NEW YORK, April 17, 2026, 04:42 EDT
XRP, backed by Ripple, climbed to roughly $1.44 early Friday in New York, notching a 2.5% gain in the past day with trading volume topping $4 billion. That’s a stronger jump than bitcoin, which added about 0.7%, while ether barely budged during the same period.
The issue now: XRP’s been trailing for most of 2026 and hasn’t managed to climb back near last year’s top. Friday’s bounce left it roughly 60% below its all-time high of $3.65—a move that reads more as a reflexive rebound than any real turning point.
The move wasn’t just about XRP. Reuters flagged a second week of gains for Asian equities, with oil sliding under $100 a barrel on hopes that a Lebanon-Israel ceasefire and potential U.S.-Iran talks might take heat out of the Middle East story. “For the last month and a half, trading has all been about the Iran war,” said Chris Zaccarelli at Northlight Asset Management. Reuters
XRP got an extra lift from U.S.-listed spot exchange-traded funds, which track the underlying token instead of derivatives. These funds pulled in over $17 million in net inflows on Wednesday, April 15—the biggest one-day jump since Feb. 2, according to SoSoValue data cited by CoinDesk.
This week brought a new institutional move from Ripple. On April 15, the company announced plans to team up with Kyobo Life Insurance, calling the effort Korea’s first tokenised government bond settlement project through Ripple Custody. Fiona Murray, Ripple’s managing director for Asia-Pacific, said the market is “at an inflection point.” Ripple
Traditional market access expanded in the past year. CME announced plans in April 2025 to debut cash-settled XRP futures. Bitwise’s U.S. XRP ETF hit the NYSE in November 2025, charging a 0.34% management fee.

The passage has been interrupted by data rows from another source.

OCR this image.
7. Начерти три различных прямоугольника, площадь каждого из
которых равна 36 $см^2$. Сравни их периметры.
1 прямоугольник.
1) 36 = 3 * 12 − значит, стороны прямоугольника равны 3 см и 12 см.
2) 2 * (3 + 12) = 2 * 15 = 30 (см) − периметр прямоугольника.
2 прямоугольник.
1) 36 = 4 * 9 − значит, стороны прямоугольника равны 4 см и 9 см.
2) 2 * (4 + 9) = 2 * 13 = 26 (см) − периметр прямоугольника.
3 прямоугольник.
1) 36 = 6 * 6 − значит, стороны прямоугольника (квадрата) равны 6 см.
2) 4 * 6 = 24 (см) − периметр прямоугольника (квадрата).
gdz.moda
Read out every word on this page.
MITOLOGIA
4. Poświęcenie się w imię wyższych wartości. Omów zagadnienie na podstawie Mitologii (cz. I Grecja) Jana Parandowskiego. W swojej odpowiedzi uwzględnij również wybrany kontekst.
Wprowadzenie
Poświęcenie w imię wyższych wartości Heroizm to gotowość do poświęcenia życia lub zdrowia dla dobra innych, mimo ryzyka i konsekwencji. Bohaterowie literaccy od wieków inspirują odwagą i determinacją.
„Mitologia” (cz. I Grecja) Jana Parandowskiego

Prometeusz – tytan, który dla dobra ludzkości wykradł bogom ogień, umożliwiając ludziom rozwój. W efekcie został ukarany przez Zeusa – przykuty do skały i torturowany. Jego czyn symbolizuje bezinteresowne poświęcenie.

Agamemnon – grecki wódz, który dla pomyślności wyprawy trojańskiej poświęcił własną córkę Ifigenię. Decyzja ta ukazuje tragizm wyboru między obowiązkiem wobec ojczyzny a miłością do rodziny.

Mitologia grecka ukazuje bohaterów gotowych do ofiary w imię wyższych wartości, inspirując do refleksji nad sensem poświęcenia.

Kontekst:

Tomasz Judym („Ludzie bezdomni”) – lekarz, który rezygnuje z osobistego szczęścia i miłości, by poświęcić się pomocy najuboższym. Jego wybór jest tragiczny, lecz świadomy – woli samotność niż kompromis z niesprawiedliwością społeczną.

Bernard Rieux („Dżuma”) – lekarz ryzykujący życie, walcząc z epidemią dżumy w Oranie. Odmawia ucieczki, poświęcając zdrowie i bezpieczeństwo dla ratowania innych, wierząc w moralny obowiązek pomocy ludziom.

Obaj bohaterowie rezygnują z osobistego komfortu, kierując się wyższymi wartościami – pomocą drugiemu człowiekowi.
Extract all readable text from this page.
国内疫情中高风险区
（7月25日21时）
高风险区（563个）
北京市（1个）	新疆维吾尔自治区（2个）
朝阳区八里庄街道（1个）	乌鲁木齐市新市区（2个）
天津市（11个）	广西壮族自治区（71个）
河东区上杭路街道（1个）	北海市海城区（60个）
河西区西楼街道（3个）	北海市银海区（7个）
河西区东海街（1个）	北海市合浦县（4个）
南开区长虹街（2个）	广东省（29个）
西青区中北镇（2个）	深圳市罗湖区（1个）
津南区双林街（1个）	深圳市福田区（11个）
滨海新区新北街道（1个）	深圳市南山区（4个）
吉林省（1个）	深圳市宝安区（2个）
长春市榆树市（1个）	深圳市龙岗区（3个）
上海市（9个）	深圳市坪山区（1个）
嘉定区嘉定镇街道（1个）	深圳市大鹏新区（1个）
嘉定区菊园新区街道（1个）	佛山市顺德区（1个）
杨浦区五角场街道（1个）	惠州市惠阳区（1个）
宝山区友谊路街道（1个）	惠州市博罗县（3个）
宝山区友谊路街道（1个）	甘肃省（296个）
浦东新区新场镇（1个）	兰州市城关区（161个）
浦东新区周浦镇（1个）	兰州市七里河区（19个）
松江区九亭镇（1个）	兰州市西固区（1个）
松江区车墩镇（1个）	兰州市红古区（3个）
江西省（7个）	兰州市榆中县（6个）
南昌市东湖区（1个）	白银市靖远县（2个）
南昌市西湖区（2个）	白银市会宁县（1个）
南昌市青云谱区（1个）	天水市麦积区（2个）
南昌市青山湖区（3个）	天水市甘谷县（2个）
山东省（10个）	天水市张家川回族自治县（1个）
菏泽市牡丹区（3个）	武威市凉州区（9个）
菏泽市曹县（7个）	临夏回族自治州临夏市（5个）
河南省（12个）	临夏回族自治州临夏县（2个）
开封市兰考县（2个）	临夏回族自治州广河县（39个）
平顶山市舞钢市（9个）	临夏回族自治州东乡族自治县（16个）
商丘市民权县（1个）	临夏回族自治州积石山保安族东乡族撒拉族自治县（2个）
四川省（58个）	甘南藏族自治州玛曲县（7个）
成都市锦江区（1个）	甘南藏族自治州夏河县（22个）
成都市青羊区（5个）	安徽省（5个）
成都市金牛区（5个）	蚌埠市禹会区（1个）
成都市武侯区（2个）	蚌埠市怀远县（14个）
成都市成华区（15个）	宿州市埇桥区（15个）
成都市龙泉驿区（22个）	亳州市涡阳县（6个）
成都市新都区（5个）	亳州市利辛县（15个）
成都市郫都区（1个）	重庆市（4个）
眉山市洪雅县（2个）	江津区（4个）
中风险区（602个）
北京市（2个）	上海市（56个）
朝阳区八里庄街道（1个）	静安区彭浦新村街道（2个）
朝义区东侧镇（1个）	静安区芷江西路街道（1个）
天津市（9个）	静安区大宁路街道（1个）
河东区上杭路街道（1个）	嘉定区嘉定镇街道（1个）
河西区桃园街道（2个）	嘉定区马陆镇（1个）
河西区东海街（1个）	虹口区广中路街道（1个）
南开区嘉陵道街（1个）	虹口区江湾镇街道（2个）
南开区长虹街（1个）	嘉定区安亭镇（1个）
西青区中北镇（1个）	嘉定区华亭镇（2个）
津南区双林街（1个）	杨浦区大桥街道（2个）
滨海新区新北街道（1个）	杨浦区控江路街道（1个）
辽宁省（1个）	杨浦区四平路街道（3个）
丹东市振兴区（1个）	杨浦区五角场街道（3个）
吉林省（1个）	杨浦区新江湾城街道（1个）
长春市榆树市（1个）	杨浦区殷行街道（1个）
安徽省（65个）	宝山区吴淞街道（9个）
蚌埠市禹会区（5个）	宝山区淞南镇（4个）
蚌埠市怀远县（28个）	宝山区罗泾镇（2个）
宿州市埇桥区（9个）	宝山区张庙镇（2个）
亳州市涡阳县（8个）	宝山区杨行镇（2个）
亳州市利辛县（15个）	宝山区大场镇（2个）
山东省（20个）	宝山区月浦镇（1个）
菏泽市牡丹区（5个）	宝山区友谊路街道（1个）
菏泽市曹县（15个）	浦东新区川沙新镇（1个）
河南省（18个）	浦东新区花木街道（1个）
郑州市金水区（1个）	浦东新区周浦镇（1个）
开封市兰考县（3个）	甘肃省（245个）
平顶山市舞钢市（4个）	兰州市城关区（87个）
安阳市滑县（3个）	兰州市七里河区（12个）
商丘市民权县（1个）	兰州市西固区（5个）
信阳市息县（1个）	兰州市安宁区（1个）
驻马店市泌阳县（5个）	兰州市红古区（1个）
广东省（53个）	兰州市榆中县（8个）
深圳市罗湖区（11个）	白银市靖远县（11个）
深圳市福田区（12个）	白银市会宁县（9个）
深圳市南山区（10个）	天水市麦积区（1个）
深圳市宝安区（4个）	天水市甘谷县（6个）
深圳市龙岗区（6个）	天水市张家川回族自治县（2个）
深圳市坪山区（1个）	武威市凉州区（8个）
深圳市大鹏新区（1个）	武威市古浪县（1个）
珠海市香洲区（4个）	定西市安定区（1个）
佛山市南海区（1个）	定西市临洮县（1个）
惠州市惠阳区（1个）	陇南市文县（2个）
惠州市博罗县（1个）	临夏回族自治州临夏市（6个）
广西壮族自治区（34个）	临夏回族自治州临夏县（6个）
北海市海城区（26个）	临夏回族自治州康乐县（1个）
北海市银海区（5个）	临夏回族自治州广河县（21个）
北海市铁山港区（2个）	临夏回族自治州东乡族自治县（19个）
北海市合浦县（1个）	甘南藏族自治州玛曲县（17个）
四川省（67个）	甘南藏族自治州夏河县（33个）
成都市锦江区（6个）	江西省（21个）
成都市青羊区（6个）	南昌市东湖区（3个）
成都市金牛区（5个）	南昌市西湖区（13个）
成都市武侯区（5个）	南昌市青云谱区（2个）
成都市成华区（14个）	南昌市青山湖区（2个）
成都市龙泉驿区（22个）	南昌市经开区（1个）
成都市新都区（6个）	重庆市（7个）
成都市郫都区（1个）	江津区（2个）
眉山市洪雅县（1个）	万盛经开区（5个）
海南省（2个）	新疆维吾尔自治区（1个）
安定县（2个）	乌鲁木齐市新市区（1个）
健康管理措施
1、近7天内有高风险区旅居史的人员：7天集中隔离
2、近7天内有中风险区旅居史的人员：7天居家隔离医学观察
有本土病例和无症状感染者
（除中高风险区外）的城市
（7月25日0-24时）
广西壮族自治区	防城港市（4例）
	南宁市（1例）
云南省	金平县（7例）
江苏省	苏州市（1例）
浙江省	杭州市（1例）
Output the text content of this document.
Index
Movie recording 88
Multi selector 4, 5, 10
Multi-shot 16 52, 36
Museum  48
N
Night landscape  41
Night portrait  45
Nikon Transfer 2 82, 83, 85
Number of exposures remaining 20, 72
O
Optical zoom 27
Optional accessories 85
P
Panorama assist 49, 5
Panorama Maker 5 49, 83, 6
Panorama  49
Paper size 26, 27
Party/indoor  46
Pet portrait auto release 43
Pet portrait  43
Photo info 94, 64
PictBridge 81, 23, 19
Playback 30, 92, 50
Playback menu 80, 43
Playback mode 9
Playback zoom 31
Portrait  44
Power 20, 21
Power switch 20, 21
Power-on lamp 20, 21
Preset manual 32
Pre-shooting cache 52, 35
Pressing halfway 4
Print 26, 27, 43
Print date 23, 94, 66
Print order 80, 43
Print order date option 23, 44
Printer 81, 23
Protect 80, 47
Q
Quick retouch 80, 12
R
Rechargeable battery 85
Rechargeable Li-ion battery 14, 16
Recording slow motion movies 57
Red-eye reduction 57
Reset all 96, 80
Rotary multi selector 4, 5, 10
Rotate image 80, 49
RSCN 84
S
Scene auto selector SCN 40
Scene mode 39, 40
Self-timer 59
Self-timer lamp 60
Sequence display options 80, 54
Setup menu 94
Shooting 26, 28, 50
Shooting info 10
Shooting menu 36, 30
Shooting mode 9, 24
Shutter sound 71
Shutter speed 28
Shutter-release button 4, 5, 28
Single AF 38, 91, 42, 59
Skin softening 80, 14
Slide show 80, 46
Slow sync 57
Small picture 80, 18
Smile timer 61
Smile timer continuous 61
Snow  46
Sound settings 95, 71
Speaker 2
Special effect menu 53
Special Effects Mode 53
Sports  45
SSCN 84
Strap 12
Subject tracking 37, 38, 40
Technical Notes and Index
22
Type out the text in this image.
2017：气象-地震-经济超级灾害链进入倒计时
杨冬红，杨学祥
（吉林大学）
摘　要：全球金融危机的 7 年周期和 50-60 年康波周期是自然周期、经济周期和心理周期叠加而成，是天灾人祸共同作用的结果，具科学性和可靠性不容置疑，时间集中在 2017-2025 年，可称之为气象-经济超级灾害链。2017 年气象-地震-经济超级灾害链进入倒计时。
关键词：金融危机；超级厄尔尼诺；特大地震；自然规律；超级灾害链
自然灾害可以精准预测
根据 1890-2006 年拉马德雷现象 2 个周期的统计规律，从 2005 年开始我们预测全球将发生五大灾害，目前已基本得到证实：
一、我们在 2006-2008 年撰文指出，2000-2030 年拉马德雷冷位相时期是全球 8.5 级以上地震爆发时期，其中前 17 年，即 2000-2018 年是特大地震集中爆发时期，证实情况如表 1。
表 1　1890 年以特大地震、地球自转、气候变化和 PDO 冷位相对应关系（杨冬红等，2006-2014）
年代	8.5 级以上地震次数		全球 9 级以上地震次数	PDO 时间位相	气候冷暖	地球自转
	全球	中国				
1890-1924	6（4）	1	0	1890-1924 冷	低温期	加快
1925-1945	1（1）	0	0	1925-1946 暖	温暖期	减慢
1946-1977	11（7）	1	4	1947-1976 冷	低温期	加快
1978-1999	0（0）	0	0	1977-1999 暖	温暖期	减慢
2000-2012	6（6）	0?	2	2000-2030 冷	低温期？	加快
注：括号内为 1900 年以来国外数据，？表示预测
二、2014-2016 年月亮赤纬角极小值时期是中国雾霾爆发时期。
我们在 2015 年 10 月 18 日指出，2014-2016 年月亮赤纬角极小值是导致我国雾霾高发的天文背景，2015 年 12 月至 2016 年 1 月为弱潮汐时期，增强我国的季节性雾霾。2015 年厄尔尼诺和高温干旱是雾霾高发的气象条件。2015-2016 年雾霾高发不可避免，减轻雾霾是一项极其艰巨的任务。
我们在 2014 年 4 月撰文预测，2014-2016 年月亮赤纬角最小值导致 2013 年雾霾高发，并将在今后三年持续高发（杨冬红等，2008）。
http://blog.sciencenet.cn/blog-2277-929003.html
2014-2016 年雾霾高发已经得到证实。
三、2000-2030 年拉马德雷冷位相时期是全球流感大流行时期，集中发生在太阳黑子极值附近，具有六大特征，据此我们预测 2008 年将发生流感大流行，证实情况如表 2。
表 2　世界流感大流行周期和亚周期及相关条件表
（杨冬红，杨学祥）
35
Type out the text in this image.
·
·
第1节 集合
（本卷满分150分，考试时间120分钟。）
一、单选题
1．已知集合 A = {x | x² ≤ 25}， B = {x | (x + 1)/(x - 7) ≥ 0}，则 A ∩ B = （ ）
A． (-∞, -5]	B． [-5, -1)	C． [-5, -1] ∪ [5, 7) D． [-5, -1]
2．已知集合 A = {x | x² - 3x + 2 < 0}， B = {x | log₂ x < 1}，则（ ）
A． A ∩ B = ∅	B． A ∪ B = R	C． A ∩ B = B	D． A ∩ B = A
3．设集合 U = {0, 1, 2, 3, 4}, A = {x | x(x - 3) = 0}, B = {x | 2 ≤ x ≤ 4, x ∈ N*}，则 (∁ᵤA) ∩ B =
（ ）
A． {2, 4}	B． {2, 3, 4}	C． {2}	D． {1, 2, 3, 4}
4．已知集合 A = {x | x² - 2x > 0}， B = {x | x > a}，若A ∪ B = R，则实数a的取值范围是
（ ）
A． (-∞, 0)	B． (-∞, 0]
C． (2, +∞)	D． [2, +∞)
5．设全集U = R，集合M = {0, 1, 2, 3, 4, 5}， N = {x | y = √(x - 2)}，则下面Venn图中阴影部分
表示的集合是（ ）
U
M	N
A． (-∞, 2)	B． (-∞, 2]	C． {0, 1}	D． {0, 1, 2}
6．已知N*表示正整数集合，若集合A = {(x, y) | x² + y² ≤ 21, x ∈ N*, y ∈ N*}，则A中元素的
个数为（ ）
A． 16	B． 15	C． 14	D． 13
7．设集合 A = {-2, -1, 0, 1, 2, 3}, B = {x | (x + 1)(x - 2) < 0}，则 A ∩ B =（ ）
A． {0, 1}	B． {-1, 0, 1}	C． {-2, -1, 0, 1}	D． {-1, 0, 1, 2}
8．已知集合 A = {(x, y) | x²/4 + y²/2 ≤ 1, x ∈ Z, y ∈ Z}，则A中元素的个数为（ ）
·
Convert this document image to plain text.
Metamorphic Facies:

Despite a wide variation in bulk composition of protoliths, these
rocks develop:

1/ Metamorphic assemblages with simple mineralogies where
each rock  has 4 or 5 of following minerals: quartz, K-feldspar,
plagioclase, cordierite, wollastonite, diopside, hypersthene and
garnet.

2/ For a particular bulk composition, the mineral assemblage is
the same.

Most of the SEC’s years-long battle is behind Ripple now, though not completely wrapped up. Back in August 2025, Reuters said the regulator dropped its lawsuit, but Ripple still faces a $125 million penalty and can’t sell XRP to institutions. The 2023 decision remains, confirming XRP on public exchanges isn’t a security.
This could shape up as just another rapid-fire macro move—and one that’s fragile. “We need to see some concrete evidence that peace is going to last,” Nick Twidale at ATFX Global told Reuters. Andrew Chorlton of M&G, for his part, saw a market “somewhat complacent” about the conflict. Reuters
If sentiment turns or ETF inflows dry up, XRP might just as easily reverse its recent climb. Right now, the token is behaving more like a leveraged wager on news momentum than a play on lasting utility.